Applications will be funded according to their score and rank, which will be determined by the review panel. All persons serving on the panel will be external to the funding division of NCHSTP. In addition, the following factor may affect the funding decision: At least one applicant should be funded in each of the four general consideration areas (See Section III.3., bullets 1-4).

CDC will provide justification for any decision to fund out of rank order.

V.3. Anticipated Award Date

August 31, 2005.

VI. Award Administration Information

VI.1. Award Notices

Successful applicants will receive a Notice of Award (NoA) from the CDC Procurement and Grants Office. The NoA shall be the only binding, authorizing document between the recipient and CDC. The NoA will be signed by an authorized Grants Management Officer, and mailed to the recipient fiscal officer identified in the application.

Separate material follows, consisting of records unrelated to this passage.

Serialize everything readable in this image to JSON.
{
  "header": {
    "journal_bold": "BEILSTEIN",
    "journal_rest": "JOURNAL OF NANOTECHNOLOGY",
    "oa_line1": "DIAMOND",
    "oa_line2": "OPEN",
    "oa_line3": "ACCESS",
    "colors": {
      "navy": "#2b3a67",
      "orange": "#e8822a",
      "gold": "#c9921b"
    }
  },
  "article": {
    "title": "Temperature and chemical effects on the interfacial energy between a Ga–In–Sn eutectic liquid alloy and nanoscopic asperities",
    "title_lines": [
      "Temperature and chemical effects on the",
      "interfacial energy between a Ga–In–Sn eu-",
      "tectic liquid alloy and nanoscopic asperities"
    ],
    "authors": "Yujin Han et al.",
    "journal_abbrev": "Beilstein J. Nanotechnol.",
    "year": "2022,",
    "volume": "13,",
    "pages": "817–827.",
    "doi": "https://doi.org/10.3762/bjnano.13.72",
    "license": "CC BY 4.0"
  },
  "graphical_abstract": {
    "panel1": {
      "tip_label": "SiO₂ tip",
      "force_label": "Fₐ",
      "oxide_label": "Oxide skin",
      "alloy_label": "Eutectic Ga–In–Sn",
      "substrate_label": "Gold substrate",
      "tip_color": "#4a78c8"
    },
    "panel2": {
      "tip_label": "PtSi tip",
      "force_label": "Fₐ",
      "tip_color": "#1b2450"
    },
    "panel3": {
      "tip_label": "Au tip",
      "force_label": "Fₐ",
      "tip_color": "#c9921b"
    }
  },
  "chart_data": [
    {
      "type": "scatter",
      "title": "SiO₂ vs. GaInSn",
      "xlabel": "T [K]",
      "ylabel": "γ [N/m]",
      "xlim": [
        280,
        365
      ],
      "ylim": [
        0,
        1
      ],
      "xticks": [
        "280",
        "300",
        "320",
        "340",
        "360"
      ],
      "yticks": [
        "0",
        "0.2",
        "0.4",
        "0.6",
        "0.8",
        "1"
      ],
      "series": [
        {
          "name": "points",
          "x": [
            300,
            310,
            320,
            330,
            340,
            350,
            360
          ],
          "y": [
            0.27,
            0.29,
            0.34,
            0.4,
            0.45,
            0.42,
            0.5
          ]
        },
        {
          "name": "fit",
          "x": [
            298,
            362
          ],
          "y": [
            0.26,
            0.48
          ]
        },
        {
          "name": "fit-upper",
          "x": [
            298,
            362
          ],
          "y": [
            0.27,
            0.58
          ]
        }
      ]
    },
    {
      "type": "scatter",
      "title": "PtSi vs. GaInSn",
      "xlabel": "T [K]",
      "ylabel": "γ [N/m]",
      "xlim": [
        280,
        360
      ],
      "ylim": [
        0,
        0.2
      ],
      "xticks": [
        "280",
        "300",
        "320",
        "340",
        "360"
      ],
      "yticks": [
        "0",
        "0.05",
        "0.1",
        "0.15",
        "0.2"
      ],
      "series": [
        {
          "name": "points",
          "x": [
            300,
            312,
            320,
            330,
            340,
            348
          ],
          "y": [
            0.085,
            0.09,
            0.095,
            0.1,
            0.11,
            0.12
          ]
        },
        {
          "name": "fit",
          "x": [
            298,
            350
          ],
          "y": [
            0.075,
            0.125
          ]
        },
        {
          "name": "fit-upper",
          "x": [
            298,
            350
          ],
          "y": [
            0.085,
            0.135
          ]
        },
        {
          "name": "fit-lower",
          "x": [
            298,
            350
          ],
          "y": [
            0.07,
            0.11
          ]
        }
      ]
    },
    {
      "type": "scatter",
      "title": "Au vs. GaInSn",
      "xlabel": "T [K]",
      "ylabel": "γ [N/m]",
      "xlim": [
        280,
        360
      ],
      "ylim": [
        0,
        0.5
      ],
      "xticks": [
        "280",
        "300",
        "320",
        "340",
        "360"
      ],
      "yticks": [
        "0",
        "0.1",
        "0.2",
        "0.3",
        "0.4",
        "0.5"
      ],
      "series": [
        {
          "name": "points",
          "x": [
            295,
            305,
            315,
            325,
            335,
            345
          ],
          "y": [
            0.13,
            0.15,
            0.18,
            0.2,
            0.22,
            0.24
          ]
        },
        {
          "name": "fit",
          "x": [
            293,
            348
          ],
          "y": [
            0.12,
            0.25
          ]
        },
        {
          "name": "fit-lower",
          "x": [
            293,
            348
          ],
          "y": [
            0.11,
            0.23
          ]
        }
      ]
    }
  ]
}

Unsuccessful applicants will receive notification of the results of the application review by mail.

VI.2. Administrative and National Policy Requirements

Successful applicants must comply with the administrative requirements outlined in 45 CFR Part 74 and Part 92 as Appropriate. The following additional requirements apply to this project:

  • AR-4 HIV/AIDS Confidentiality Provisions
  • AR-5 HIV Program Review Panel Requirements
  • AR-7 Executive Order 12372
  • AR-8 Public Health System Reporting Requirements
  • AR-9 Paperwork Reduction Act Requirements
  • AR-10 Smoke-Free Workplace Requirements
  • AR-11 Healthy People 2010
  • AR-12 Lobbying Restrictions
  • AR-14 Accounting System Requirements
  • AR-25 Release and Sharing of Data

Additional information on these requirements can be found on the CDC web site at the following Internet address: http://www.cdc.gov/​od/​pgo/​funding/​ARs.htm.

For more information on the Code of Federal Regulations, see the National Archives and Records Administration at the following Internet address: http://www.access.gpo.gov/​nara/​cfr/​cfr-table-search.html.

An additional Certifications form from the PHS5161-1 application needs to be included in the Grants.gov electronic submission only. Applicants should refer to http://www.cdc.gov/​od/​pgo/​funding/​PHS5161-1-Certificates.pdf. Once the applicant has filled out the form, it should be attached to the Grants.gov submission as Other Attachments Form.

VI.3. Reporting Requirements

You must provide CDC with an original, plus two hard copies of the following reports:

1. Interim progress report, due no less than 90 days before the end of the Start Printed Page 38944budget period. The progress report will serve as your non-competing continuation application, and must contain the following elements:

a. Current Budget Period Activities Objectives.

b. Current Budget Period Financial Progress.

c. New Budget Period Program Proposed Activity Objectives.

d. Budget.

e. Measures of Effectiveness.

f. Additional Requested Information.

2. Annual progress report, due 90 days after the end of the budget period.

3. Financial status report, no more than 90 days after the end of the budget period.

4. Final financial and performance reports, no more than 90 days after the end of the project period.

VII. Agency Contacts

We encourage inquiries concerning this announcement. For general questions, contact: Technical Information Management Section, CDC Procurement and Grants Office, 2920 Brandywine Road, Atlanta, GA 30341, Telephone: 770-488-2700.

For program technical assistance, contact: Debra Hayes-Hughes, Project Officer, Centers for Disease Control and Prevention, 1600 Clifton Road, NE., MS E-47, Atlanta, GA 30333, Telephone: 404-639-4493, E-mail: DHayes-Hughes@cdc.gov.

For financial, grants management, or budget assistance, contact: Kang Lee, Grants Management Specialist, CDC Procurement and Grants Office, 2920 Brandywine Road, Atlanta, GA 30341, Telephone: 404-498-1917, E-mail: kil8@cdc.gov.

VIII. Other Information

This and other CDC funding opportunity announcements can be found at http://www.cdc.gov. Click on “Funding,” then “Grants and Cooperative Agreements.”

Start Signature

Dated: June 28, 2005.

Alan A. Kotch,

Acting Deputy Director, Procurement and Grants Office, Centers for Disease Control and Prevention.